TEPUS, kabarhandayani.– Warga Padukuhan Pulegundes, Desa Sidoharjo, Kecamatan Tepus sebagian besar di musim kemarau memang selalu membeli air bersih dari tangki air seharga lebih dari Rp 100 ribu per tangki. Namun siapa sangka kalau di kawasan ini sebenarnya terdapat 60-an sumur sederhana yang dibangun oleh masyarakat secara swadaya.
Sastro Setu salah satu warga Padukuhan Pulegundes menuturkan puluhan sumur itu sengaja dibangun di kawasan ladang karena di situlah satu-satunya daerah yang ada sumber airnya. Daerah ini saat musim kemarau merupakan kawasan pertanian sayur-sayuran yang berdekatan dengan Pantai Sundak, Slili, dan Pantai Drini. “Jenis sayur-sayuran seperti cabe, terong, dan bayam yang kami tanam di sini. Meski hasilnya sedikit tapi lumayan kalau untuk dikonsumsi sendiri,” terang Sastro, Kamis (3/7/2014).
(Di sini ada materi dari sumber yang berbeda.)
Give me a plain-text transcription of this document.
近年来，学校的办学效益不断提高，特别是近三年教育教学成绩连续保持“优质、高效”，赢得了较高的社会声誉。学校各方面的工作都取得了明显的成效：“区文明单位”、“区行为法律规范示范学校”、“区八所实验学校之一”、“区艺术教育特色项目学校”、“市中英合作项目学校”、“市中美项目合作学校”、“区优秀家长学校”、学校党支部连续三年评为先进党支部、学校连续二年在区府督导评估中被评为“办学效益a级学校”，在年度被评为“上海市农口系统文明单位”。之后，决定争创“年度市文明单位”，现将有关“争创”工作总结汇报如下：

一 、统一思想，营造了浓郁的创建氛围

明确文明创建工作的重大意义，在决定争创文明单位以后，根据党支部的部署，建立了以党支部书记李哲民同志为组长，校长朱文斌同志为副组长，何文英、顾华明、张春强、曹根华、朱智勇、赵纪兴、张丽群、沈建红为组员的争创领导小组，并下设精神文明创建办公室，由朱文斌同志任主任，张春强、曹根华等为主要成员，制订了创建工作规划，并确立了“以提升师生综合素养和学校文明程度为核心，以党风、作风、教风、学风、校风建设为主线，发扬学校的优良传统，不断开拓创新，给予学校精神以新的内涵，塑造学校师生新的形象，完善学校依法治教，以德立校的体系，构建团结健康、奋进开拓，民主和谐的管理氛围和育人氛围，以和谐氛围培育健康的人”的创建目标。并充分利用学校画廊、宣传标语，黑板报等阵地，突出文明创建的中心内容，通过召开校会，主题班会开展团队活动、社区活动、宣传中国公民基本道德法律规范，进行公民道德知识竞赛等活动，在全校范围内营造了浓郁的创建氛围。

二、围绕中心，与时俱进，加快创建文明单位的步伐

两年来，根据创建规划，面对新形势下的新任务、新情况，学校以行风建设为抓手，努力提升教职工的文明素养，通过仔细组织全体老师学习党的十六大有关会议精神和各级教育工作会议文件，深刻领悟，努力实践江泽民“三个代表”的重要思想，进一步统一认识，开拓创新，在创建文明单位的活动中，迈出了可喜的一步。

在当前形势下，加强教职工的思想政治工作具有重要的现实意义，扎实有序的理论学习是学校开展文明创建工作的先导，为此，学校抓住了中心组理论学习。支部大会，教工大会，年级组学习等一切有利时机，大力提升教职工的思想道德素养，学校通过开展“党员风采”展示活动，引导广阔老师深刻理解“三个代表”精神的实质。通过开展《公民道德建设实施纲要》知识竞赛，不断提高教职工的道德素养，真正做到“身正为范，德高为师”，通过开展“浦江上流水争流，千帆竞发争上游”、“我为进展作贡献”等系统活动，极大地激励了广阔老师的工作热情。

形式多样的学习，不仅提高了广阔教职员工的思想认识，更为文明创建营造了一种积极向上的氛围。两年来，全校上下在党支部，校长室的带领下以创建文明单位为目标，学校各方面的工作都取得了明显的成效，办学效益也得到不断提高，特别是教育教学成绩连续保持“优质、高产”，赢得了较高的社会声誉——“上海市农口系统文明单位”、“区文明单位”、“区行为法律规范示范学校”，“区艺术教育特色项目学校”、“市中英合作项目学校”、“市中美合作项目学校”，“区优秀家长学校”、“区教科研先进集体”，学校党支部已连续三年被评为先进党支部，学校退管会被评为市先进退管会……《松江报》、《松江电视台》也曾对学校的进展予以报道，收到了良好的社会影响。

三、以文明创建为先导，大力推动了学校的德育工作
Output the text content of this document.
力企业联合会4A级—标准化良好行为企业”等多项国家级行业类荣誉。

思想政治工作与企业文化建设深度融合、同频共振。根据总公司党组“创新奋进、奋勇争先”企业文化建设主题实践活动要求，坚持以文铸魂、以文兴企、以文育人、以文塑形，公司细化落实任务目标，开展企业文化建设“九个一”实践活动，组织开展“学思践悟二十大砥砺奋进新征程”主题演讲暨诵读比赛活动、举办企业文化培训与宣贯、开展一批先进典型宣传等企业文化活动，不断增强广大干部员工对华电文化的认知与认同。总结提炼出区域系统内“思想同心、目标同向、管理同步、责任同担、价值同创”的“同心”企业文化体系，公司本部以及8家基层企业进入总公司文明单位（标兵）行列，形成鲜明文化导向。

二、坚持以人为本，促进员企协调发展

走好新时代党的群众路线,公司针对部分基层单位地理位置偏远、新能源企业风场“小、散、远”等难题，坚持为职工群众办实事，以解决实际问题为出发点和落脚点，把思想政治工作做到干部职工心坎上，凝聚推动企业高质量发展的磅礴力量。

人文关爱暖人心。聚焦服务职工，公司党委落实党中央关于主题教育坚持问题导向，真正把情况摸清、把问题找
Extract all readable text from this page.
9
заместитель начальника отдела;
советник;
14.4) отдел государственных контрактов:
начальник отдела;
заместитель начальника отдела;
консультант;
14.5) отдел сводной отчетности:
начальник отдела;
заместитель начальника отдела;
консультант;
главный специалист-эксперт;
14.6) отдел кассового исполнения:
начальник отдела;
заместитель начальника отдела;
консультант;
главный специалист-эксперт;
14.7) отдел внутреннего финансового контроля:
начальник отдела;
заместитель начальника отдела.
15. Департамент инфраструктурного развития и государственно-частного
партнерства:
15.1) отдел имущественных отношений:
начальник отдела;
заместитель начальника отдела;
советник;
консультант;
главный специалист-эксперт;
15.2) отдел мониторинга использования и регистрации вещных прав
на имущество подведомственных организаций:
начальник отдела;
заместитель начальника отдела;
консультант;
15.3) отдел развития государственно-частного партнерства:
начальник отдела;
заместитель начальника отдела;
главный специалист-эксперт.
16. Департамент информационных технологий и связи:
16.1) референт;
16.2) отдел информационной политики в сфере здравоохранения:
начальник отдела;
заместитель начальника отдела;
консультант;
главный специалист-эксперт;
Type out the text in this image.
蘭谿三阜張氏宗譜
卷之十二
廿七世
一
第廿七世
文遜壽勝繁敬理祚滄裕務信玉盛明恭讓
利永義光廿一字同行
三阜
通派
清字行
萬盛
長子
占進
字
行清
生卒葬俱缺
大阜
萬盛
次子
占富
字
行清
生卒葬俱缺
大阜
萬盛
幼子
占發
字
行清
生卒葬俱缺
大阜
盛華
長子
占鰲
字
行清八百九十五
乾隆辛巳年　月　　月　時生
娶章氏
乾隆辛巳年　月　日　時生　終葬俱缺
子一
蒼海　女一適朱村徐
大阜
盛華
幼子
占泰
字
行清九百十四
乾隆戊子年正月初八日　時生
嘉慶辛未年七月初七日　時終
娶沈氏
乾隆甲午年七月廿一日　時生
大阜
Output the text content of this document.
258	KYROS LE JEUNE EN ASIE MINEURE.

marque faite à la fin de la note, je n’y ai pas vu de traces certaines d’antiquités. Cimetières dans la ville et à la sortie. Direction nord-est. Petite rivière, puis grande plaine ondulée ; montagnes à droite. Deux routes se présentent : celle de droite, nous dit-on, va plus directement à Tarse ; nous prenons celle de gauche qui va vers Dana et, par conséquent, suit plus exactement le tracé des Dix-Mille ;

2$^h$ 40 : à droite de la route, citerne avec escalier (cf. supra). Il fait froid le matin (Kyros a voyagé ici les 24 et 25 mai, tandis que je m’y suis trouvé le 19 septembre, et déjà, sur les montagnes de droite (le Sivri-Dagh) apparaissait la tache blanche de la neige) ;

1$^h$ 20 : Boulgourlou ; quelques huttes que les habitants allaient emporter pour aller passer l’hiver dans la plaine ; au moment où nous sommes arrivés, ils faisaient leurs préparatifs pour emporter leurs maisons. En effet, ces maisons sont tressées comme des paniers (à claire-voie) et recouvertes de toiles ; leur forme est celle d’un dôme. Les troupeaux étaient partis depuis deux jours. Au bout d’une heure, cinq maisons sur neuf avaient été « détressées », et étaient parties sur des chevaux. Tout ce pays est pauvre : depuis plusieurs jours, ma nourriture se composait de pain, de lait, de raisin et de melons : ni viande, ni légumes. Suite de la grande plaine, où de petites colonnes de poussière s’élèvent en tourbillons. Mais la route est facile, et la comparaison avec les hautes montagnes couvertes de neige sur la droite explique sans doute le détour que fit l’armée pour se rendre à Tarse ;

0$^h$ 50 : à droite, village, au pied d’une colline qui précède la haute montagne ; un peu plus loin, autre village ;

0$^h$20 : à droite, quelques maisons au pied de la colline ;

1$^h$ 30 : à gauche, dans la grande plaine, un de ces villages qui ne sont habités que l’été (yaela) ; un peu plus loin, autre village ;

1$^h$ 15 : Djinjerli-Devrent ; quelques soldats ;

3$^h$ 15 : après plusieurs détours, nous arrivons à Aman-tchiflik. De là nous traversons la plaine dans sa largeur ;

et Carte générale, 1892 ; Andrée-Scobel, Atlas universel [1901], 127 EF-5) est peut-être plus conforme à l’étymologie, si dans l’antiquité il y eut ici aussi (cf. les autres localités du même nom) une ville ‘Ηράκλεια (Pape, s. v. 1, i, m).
Meski berdekatan dengan pantai, air dari sumur-sumur itu tidak berasa asin sehingga aman untuk dikonsumsi. Sastro menuturkan selain untuk menyirami tanaman sayur-sayuran, air sumur juga digunakan untuk mandi dan mencuci. “Untuk menghemat air, warga biasanya juga ke sumur itu untuk mandi dan mencuci. Kadang juga membawa pulang air dengan jerigen untuk kebutuhan di rumah,” lanjutnya.
Sastro menambahkan, kedalaman penggalian sumur bervariasi antara sumur yang satu dengan yang lainnya. Sedangkan biaya pembuatan sumur ini berkisar Rp 5-7 juta, “Ada sekitar 60-an sumur milik warga di sini. Semuanya ada di ladang karena kalau menggali di rumah air benar-benar tidak keluar,” katanya.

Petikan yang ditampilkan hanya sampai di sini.